Rice, dairy products, fruits and vegetables counteract the slowdown in prices seen by the Economy

Rice, dairy products, fruits, vegetables and meat, which could see a new jump in prices in October, put food inflation projected for the coming months on alert.

According to the official measurement of the Palacio de Hacienda, last week prices rose only 2% while the previous week they rose 2.1%.

The values ​​of the item would grow above general inflation levels again in September, according to estimates by private consulting firms. According to Ecolatina data, during the first fortnight of this month prices grew 15.3% compared to the first fortnight of August. In this same period, food prices suffered an increase of 18.3%.

Meats, dairy products and vegetables led the figures for the first fortnight of September compared to the first fortnight of August, despite the fact that meat began a downward trend in the first days of September. Meanwhile, according to what was stated by the Federation of Grocers of the province of Buenos Aires, rice is missing from wholesalers’ shelves and is expected to rise by up to 40% in the coming days. In August the product had increased by 14.2%, above general inflation which was 12.4%.

According to data from the LCG consultancy, during the second week of September fruits registered an increase of 3.6% compared to the previous week, and vegetables 3%. Meats grew 2.1% and cheeses and eggs 2%. For Eco Go, the variation in food prices in the second week of September compared to the first was 2.5%. With the monthly increases, the consulting firm projects food inflation of 13.1% for the month.

Added to these data is another number released by Indec: domestic wholesale prices registered an increase of 18.7% in August of this year compared to the previous month, a figure that marks the pulse of the trend that will continue. have retailers.

Counting the indices for August, the month in which prices rose overall by 12.4% and food prices by 15.6%, consumer food prices have accumulated a rise of 692% since the beginning of Alberto Fernández’s administration. in December 2019. The number, which is an estimate by the Libertad y Progreso Foundation, represents 70% more than the total inflation figure in this same period, which amounts to 621.2%.

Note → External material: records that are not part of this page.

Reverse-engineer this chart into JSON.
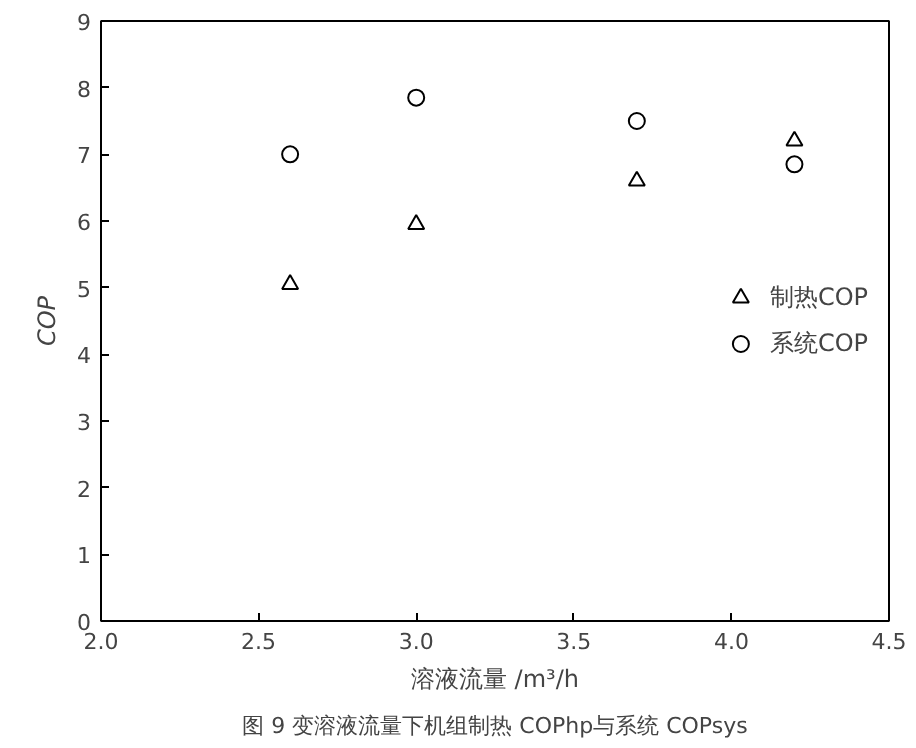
{
  "chart_data": {
    "type": "scatter",
    "xlabel": "溶液流量 /m³/h",
    "ylabel": "COP",
    "x": [
      2.6,
      3.0,
      3.7,
      4.2
    ],
    "series": [
      {
        "name": "制热COP",
        "color": "#000000",
        "marker": "triangle",
        "values": [
          5.05,
          5.95,
          6.6,
          7.2
        ]
      },
      {
        "name": "系统COP",
        "color": "#000000",
        "marker": "circle",
        "values": [
          7.0,
          7.85,
          7.5,
          6.85
        ]
      }
    ],
    "xlim": [
      2.0,
      4.5
    ],
    "xticks": [
      {
        "value": 2.0,
        "label": "2.0"
      },
      {
        "value": 2.5,
        "label": "2.5"
      },
      {
        "value": 3.0,
        "label": "3.0"
      },
      {
        "value": 3.5,
        "label": "3.5"
      },
      {
        "value": 4.0,
        "label": "4.0"
      },
      {
        "value": 4.5,
        "label": "4.5"
      }
    ],
    "ylim": [
      0,
      9
    ],
    "yticks": [
      0,
      1,
      2,
      3,
      4,
      5,
      6,
      7,
      8,
      9
    ],
    "grid": false,
    "legend": "right",
    "annotations": [
      "图 9 变溶液流量下机组制热 COPhp与系统 COPsys"
    ]
  }
}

“Two issues influenced here,” Eugenio Marí, chief economist of the Foundation, explained to this medium. “On the one hand, we must not forget that inflation was already accelerating close to 8% monthly in the first week of August, driven by the continuous issuance of pesos by the Central Bank.” To this, he added, “was added the post-PASO exchange rate jump, which directly influenced the price of tradable goods.” The latter had a great impact on food prices, because “within the value chain there are a large part of goods that are traded internationally, and that adjusted their price after the rise of the official dollar,” he summarized.

In the same sense, Camilo Tiscornia, from C&T Economic Advisors, told PERFIL that the August inflation in food is partly explained because “some are linked to the exchange rate.” Added to this was the rise in meat “because producers are no longer liquidating so many animals.” For the economist, and in addition to the exchange rate, the price of fruits and vegetables grew as a result of seasonal issues.

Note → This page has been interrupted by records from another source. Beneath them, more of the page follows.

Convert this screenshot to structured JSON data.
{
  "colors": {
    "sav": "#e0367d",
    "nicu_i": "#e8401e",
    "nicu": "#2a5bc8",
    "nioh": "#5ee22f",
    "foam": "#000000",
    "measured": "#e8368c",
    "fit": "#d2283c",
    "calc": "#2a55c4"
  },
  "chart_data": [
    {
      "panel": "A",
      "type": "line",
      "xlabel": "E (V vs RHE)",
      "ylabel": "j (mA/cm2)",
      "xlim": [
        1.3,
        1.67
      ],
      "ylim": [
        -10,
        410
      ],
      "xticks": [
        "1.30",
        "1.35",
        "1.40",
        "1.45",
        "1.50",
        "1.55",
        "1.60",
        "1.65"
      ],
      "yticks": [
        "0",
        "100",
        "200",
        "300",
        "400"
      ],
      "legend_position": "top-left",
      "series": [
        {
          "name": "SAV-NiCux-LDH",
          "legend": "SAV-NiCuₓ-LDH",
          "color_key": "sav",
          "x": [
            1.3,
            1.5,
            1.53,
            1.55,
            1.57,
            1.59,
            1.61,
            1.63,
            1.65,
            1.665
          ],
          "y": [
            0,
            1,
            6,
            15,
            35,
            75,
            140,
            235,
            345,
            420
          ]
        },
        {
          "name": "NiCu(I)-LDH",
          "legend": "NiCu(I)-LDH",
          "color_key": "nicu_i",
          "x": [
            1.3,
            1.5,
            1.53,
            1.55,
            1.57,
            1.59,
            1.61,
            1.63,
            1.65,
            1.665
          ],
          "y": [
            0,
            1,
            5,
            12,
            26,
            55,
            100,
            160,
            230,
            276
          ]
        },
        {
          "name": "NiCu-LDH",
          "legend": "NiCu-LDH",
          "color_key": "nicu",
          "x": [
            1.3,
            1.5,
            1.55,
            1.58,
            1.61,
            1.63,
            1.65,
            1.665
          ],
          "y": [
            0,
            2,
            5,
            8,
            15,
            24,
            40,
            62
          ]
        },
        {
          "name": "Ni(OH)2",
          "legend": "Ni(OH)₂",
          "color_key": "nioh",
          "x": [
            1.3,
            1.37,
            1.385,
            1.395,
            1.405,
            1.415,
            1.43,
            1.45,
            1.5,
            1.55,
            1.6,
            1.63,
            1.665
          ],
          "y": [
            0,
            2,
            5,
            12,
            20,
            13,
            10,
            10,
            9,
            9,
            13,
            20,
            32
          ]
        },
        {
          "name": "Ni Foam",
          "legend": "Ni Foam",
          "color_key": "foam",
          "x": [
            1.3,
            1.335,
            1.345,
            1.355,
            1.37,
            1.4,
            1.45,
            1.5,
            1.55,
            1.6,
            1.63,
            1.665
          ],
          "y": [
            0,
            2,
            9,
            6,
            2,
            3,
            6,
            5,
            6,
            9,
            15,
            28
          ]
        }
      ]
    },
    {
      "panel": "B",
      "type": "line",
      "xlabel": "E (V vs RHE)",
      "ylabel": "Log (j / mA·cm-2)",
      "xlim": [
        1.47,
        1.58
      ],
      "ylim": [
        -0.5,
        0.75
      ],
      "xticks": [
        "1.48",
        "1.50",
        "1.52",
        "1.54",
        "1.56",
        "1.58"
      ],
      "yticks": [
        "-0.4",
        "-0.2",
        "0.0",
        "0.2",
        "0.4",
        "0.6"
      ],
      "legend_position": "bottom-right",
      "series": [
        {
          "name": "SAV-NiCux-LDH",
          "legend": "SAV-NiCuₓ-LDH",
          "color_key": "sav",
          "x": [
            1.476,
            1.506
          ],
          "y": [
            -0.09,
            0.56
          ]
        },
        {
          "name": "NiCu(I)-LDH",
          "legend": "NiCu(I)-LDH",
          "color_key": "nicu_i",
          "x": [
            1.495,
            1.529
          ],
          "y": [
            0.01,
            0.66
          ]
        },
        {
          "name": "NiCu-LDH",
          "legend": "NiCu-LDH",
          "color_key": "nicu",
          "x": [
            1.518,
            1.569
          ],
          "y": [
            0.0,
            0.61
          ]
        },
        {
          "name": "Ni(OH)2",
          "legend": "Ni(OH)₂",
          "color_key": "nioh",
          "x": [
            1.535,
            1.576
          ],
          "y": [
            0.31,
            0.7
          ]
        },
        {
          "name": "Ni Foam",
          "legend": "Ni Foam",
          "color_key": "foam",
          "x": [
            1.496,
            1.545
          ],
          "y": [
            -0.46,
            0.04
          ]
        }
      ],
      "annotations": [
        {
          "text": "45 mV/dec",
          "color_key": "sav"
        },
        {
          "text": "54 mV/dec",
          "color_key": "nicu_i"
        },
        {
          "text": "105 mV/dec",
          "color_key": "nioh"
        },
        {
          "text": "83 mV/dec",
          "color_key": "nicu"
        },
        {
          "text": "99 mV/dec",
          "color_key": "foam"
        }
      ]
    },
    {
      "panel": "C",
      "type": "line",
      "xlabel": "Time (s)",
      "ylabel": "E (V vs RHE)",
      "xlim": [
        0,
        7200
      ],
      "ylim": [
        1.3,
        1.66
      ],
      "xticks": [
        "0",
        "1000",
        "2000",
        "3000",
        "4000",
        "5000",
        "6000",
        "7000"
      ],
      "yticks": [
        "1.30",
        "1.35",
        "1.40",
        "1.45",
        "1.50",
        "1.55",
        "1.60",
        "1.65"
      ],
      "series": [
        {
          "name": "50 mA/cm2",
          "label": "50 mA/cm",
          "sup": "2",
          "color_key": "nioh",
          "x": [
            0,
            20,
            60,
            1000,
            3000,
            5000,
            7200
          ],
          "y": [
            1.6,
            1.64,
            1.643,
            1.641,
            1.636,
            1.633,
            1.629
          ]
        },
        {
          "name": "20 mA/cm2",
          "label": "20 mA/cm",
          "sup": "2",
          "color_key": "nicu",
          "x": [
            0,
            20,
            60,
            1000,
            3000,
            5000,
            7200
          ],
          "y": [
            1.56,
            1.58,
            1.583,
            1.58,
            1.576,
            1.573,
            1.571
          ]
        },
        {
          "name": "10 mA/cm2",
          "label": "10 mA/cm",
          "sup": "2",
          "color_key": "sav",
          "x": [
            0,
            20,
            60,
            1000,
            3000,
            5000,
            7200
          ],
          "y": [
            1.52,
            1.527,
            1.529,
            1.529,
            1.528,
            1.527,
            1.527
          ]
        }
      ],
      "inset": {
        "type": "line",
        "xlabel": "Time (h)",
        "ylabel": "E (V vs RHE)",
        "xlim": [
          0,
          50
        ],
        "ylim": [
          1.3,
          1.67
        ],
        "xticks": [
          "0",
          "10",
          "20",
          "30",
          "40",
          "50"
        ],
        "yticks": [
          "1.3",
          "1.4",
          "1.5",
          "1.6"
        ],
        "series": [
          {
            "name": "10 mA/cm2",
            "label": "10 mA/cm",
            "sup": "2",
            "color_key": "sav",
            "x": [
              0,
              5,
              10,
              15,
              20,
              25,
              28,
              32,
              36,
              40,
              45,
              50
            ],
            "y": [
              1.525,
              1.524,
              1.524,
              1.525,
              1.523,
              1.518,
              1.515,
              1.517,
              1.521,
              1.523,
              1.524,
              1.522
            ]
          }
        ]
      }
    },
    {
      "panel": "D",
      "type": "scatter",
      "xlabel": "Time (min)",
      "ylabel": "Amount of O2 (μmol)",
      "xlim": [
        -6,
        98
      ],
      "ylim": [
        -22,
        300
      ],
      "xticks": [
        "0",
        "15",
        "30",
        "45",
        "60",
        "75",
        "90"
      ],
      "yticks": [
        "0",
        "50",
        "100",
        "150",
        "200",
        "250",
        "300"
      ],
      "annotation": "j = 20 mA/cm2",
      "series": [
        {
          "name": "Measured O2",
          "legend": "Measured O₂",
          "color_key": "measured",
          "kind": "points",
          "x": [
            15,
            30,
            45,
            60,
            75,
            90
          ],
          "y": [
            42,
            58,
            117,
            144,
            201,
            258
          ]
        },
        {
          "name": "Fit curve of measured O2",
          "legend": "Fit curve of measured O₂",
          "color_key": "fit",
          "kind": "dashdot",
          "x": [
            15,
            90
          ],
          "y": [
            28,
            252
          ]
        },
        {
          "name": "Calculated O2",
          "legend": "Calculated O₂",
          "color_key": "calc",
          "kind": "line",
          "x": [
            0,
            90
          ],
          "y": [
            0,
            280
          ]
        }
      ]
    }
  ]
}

“Food inflation was close to 16%, led by minced meat, which had an increase of 40% in a single month. Technically it was a hyperinflationary month,” said Daniel Adler, specialist in Financial Education, Entrepreneurship and Citizen Security.

“Although during hyperinflation we had months of 160%, 190% inflation, in today’s world having more than 12% in a month is hyperinflationary.” The economist explained to this medium that “although the books say that a hyperinflationary context is from 15% monthly”, with projected figures close to 200% annually, the context is “hyperinflationary”, something that “the services and products know” . Therefore, he added “it is not that they increase, they maintain the market value.”

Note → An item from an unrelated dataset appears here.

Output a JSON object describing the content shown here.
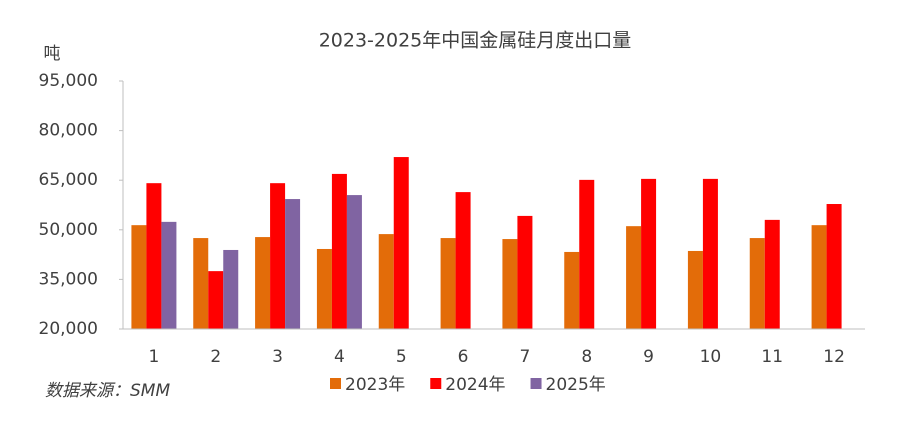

In the particular case of food, he continued, the relationship between monetary emission and inflation is more evident because “it is something that cannot be grouped together, it cannot be disguised.”

Marí added that this inflationary acceleration “should function as a lesson on how to adjust the exchange rate without any underlying program, the only thing it does is increase the nominal value of the economy, without any positive effect on expectations.”

From Ecolatina they added that, although “the various freezes applied in recent weeks should temporarily contribute to a moderation”, the truth is that the risk of an increase is great, “taking into account an inertia that is consolidated on higher floors, the instability generated by the absence of anchors, the shortage of foreign currency, the lack of a comprehensive plan to lower inflation, the distortion of relative prices and the lack of confidence.”